Some of the information that this generates will then identify whether an adviser is receiving a fee (pensions or investments) or a commission (mortgage or insurance).
Much of the consequences of that advice is available automatically for download through advisers’ back-office systems, available simply by using the software.
There is not yet a system available to automatically upload this information direct to the FCA’s website, and there is some data that back-office systems do not provide, such as accounting information from the company’s balance sheet.
Ian McKenna, director of the Financial Technology Research Centre, says: “There’s a symbiotic relationship between regulation and technology.
“Much of the regulation that’s mandatory would be virtually impossible without adviser technology.
“Those firms that are trying to do their Mifid reporting without using technology are making their lives a lot harder.
“What happens is the regulator comes up with new requirements, and sees the technology and says, ‘They can help us do this’, and that has been the process for the last 30 years.”
Quite often a tool might have been developed for one purpose and it turns into something else, due to regulatory requirements, or something that was barely used by anyone suddenly becomes popular, simply because it has become interwoven into the fabric of regulation.

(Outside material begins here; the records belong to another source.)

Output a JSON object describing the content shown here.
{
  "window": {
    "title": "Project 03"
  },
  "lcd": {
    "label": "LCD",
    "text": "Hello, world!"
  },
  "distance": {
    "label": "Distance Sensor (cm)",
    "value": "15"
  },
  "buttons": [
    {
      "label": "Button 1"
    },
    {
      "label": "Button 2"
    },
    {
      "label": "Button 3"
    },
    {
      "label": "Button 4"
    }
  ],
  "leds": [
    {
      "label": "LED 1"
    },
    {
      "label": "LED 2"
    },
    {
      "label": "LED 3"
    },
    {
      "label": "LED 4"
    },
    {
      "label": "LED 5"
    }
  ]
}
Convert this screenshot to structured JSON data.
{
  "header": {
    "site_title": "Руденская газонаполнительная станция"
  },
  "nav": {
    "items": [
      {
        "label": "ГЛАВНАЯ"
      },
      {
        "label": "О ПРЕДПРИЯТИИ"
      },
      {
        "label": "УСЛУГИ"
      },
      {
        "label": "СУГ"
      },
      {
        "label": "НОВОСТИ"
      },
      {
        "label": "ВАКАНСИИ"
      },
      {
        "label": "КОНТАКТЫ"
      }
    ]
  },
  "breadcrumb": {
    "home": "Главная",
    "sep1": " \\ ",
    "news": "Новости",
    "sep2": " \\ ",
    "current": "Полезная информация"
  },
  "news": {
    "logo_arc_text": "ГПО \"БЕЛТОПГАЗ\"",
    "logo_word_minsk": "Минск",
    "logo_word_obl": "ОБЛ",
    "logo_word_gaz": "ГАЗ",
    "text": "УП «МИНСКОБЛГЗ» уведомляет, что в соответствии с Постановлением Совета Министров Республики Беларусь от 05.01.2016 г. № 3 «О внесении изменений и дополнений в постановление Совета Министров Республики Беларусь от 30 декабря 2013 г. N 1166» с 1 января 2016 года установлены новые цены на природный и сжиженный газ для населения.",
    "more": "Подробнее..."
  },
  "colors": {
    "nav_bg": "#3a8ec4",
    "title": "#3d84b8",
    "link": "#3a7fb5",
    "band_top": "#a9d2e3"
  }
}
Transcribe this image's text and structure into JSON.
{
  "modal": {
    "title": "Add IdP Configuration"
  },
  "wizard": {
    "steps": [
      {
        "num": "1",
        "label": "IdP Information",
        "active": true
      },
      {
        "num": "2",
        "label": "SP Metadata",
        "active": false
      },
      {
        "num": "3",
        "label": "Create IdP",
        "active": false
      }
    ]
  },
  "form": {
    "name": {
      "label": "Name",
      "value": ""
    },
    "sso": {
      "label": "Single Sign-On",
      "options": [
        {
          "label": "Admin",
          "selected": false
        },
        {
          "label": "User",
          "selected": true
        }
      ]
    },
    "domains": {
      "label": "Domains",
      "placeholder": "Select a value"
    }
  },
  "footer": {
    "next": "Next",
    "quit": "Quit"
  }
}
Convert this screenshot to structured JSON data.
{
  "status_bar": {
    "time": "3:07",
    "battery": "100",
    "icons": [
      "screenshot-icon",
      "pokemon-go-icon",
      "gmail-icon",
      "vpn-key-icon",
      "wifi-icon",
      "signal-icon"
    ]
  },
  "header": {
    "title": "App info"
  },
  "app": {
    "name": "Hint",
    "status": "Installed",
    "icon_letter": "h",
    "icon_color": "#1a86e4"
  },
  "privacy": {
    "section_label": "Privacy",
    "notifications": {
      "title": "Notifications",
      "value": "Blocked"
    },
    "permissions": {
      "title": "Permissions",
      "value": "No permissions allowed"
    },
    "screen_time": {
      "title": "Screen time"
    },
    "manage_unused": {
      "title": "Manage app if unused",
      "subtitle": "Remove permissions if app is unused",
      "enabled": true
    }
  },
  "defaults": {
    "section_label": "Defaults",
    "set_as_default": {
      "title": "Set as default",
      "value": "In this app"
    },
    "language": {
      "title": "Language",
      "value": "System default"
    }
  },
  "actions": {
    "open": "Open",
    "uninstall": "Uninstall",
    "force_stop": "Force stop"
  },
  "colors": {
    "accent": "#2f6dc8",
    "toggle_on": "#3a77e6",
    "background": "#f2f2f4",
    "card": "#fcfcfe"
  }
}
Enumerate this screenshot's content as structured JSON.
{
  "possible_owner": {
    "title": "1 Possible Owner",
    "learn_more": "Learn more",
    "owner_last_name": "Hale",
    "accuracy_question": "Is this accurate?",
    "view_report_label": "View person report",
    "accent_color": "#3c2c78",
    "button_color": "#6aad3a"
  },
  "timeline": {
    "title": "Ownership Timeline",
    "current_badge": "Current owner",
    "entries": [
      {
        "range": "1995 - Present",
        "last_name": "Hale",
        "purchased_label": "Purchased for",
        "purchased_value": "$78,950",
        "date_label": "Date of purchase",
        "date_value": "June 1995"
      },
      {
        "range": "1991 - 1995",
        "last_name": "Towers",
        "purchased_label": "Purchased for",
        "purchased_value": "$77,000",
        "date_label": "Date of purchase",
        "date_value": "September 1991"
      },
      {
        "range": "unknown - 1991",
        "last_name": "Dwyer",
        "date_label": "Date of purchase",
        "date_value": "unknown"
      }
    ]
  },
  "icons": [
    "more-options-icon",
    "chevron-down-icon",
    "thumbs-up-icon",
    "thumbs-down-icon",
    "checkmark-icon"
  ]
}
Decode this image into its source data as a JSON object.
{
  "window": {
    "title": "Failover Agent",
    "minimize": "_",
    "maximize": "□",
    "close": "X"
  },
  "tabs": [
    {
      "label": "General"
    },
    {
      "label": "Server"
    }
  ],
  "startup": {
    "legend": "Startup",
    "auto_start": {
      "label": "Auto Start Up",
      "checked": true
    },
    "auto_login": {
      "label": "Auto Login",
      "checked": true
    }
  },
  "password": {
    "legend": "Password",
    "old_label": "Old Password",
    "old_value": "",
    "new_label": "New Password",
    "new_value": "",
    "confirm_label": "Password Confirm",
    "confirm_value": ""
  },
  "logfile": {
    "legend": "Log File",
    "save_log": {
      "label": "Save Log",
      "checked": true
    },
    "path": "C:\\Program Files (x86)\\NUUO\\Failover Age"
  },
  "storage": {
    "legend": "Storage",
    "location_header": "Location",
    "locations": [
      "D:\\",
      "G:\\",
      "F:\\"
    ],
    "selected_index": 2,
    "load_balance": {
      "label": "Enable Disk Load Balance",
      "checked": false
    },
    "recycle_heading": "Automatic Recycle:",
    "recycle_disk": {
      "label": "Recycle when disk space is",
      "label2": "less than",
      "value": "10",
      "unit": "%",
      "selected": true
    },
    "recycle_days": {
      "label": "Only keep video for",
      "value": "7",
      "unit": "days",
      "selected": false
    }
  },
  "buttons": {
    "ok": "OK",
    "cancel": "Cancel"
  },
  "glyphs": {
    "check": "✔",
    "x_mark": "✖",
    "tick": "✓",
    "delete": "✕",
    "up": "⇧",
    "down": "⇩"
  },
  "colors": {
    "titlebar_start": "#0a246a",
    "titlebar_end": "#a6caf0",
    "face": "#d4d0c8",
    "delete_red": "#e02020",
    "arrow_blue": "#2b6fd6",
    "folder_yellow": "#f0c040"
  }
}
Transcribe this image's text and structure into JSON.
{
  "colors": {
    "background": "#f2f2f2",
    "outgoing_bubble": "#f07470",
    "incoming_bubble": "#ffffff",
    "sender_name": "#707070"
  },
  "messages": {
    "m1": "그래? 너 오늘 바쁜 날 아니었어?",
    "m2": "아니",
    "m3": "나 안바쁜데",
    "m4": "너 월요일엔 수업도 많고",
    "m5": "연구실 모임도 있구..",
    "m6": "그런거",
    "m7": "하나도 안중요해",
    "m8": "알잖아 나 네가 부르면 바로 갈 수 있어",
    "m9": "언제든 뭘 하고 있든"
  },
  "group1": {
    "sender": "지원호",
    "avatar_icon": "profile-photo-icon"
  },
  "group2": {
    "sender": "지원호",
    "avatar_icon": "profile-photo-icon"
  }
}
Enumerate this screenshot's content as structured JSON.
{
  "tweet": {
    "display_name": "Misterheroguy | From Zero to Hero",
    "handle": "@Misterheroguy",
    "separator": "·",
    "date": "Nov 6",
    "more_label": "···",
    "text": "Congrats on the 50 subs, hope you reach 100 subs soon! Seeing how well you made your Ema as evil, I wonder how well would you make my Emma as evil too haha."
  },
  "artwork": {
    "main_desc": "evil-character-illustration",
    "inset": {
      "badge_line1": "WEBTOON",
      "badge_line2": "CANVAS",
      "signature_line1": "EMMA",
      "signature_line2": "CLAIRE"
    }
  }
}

Cash flow modelling tools have, for example, become almost universal since the FCA criticised advisers’ cash flow modelling when considering defined benefit transfers.
There are also situations when things do go awry. Despite all the efforts to provide good advice, sometimes complaints arise and the records will be pored over to see where something may have gone wrong.
Many advisers record their meetings, either through voice recordings or a contemporaneous written note.
Clearly if one has a stash of voice recordings relating to clients it may take a long time to go through to determine where a mistake or a misinterpretation could have been made.
This has become apparent in Australia, under the Royal Commission into Misconduct in the Banking, Superannuation and Financial Services Industry, which examined past decades of financial mis-selling by banks, pension providers, and financial advisers.
This has resulted in 3m hours of voice recordings, which in turn would take even longer to examine, to find the right point at which an adviser made a mistake.
Compliance consultant TCC, through its sister company founded in 2012, Recordsure, has developed software that uses machine learning to make that process much easier.
Mike Park, chief executive of TCC, says: “If you’re an adviser and you’re having a conversation with your client, that conversation may have been recorded in the past.